Paper overview — **Figure 1.** Overview of the cross-sentence latent variable framework. The encoder q_φ maps a source sentence x_s to a latent variable z_s, which together with the label y is used by the decoder p_θ to generate the target sentence x_t. The discriminative classifier q_ψ infers the relationship label. Blue dashed lines indicate semantic constraints applied during fine-tuning.

Background & Motivation

Text sequence matching — predicting the relationship between two text sequences such as entailment, contradiction, or paraphrase — is a fundamental NLP task that underpins answer sentence selection, text retrieval, and machine comprehension. While deep neural models have achieved remarkable results on these tasks, they require abundant labeled training data, which is time-consuming and labor-intensive to construct. Semi-supervised learning paradigms that leverage unlabeled data offer a promising solution, but prior VAE-based approaches for text pair modeling treat each sentence independently within the auto-encoding framework, limiting the interaction between the generative model and the discriminative classifier.
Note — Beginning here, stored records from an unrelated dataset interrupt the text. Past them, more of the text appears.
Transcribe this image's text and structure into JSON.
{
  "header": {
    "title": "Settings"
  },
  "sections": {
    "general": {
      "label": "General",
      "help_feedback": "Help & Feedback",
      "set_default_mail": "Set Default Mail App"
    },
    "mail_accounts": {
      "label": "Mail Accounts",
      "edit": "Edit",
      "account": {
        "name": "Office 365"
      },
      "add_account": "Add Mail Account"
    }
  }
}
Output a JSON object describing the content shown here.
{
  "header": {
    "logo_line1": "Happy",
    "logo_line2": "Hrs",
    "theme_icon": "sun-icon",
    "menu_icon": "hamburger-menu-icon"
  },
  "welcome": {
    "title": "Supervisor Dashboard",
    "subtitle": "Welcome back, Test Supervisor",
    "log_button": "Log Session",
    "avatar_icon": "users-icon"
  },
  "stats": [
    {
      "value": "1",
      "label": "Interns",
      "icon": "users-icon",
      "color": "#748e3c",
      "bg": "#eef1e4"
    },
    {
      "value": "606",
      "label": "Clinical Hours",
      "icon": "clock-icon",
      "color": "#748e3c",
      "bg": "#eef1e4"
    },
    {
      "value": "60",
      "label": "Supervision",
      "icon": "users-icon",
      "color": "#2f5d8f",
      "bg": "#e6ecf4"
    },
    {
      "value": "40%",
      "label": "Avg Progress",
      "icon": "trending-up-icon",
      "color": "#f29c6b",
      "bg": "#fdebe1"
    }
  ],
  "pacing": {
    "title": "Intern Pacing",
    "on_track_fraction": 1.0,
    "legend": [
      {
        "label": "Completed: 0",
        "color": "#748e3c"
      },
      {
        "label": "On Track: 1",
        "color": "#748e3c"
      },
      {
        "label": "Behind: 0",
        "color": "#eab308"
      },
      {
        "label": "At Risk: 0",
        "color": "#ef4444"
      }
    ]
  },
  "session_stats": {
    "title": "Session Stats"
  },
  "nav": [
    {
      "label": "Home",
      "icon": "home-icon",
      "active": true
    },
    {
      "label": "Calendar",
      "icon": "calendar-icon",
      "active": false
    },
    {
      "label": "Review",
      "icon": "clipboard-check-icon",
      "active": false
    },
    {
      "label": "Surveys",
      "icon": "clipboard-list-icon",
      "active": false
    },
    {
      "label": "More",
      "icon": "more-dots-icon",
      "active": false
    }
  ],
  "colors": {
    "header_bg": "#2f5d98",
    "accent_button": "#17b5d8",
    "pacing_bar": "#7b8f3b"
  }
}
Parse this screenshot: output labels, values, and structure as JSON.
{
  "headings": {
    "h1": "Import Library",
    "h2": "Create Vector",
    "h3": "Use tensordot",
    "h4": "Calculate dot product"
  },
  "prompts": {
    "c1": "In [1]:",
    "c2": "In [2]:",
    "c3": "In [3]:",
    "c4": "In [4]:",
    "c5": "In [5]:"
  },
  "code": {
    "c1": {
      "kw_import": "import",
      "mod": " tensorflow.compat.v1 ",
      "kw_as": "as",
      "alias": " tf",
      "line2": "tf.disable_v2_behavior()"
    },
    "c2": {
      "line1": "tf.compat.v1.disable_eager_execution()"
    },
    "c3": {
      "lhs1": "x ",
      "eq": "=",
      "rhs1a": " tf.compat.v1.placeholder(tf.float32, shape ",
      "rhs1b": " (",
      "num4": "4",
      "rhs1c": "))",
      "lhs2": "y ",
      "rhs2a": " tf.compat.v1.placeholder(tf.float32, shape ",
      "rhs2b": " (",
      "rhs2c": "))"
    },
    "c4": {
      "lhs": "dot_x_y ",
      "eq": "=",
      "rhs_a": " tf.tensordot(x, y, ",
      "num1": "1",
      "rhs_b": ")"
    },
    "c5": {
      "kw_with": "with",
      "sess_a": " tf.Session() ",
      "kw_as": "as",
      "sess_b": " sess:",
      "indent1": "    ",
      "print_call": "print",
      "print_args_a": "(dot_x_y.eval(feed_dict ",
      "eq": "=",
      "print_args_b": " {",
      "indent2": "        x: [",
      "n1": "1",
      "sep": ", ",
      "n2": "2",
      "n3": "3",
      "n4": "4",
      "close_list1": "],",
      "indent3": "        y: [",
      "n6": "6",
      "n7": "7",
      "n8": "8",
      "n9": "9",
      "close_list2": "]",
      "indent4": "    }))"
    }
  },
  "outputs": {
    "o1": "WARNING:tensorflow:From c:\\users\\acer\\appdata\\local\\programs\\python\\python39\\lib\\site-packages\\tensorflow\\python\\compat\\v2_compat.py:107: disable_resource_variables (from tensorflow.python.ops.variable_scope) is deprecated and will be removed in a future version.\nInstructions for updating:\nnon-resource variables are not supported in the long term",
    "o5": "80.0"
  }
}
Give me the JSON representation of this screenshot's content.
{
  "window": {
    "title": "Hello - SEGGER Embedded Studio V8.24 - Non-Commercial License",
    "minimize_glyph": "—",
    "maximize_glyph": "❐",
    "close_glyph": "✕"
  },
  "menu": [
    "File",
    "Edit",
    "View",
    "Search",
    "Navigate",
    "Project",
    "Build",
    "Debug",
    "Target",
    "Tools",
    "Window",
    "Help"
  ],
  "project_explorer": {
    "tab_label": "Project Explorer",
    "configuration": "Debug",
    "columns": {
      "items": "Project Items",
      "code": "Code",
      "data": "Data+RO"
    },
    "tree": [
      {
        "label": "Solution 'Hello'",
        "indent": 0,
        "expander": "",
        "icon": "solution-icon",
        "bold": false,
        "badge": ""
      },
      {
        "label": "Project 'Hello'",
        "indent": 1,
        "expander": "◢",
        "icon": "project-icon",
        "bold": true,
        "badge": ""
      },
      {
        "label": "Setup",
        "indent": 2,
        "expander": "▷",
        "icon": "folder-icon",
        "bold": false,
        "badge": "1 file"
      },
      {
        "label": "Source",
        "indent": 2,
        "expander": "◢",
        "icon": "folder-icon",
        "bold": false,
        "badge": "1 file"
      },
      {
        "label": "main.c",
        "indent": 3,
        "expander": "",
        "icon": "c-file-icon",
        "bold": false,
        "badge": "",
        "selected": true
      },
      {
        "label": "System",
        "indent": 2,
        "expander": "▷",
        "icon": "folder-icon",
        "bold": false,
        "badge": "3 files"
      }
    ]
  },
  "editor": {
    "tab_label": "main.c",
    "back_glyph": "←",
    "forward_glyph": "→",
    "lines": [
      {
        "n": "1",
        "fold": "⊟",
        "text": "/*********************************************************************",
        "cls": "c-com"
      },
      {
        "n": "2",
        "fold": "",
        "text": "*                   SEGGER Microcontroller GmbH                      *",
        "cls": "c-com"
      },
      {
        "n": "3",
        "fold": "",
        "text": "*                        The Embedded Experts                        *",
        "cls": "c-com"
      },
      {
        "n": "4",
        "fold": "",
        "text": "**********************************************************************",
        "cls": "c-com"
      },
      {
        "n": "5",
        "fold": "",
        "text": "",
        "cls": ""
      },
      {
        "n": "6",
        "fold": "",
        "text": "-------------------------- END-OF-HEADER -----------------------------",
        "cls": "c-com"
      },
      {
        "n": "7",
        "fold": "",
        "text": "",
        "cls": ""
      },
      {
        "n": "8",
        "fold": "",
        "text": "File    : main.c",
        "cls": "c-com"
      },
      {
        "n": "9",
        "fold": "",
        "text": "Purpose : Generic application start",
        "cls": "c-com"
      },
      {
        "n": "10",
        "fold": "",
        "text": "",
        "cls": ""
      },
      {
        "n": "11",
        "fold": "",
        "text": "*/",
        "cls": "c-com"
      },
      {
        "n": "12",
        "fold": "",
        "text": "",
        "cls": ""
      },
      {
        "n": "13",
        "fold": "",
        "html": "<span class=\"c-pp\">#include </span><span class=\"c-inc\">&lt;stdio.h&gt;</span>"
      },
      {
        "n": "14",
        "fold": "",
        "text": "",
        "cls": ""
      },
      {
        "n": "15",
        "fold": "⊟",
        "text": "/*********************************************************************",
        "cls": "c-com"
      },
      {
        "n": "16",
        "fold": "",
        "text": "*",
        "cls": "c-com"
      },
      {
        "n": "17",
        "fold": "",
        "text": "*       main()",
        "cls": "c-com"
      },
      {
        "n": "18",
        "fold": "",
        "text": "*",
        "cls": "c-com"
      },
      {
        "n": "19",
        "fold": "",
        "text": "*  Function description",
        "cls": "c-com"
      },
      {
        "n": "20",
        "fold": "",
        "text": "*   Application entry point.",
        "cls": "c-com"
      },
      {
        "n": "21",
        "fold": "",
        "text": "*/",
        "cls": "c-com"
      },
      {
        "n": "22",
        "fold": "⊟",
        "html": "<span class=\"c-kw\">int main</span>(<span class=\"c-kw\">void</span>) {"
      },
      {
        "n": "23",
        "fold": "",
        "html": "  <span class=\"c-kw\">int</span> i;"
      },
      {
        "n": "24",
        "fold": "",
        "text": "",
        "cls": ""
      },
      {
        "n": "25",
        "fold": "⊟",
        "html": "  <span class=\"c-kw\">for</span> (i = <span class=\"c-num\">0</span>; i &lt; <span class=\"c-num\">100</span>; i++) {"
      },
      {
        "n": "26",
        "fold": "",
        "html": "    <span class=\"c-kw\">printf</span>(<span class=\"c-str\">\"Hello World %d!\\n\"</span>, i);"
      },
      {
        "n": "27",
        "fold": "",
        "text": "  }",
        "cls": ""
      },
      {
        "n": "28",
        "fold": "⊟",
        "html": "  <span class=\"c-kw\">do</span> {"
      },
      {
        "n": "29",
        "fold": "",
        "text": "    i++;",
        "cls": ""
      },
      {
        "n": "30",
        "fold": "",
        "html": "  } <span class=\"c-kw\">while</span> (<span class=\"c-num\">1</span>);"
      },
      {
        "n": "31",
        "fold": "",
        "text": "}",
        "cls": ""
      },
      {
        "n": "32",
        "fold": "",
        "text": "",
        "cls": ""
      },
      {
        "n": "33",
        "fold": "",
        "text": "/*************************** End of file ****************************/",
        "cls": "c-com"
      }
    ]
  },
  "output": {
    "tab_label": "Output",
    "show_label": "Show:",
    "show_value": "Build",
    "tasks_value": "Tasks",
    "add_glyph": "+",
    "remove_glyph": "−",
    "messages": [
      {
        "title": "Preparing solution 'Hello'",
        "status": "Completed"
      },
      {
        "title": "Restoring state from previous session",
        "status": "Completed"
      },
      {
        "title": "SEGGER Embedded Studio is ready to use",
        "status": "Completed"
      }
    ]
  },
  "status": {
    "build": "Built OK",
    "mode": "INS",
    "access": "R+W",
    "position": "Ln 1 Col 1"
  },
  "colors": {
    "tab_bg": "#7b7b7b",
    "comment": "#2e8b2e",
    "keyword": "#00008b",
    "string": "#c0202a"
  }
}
Limitation of Prior Work: Existing VAE-based semi-supervised matching models (e.g., LSTM-VAE, DeConv-VAE) encode and reconstruct each sentence in a pair separately. This means the generative modeling process is confined within a single sequence, and pair-wise information is only considered through the classifier network. In the unsupervised setting, only the reconstruction objective is used for training, so the classifier parameters are not updated and the interaction between the encoder and classifier is restricted. Each sentence is mapped to its own latent variable and decoded back to itself, so the generative model never learns about the relationship between two sentences.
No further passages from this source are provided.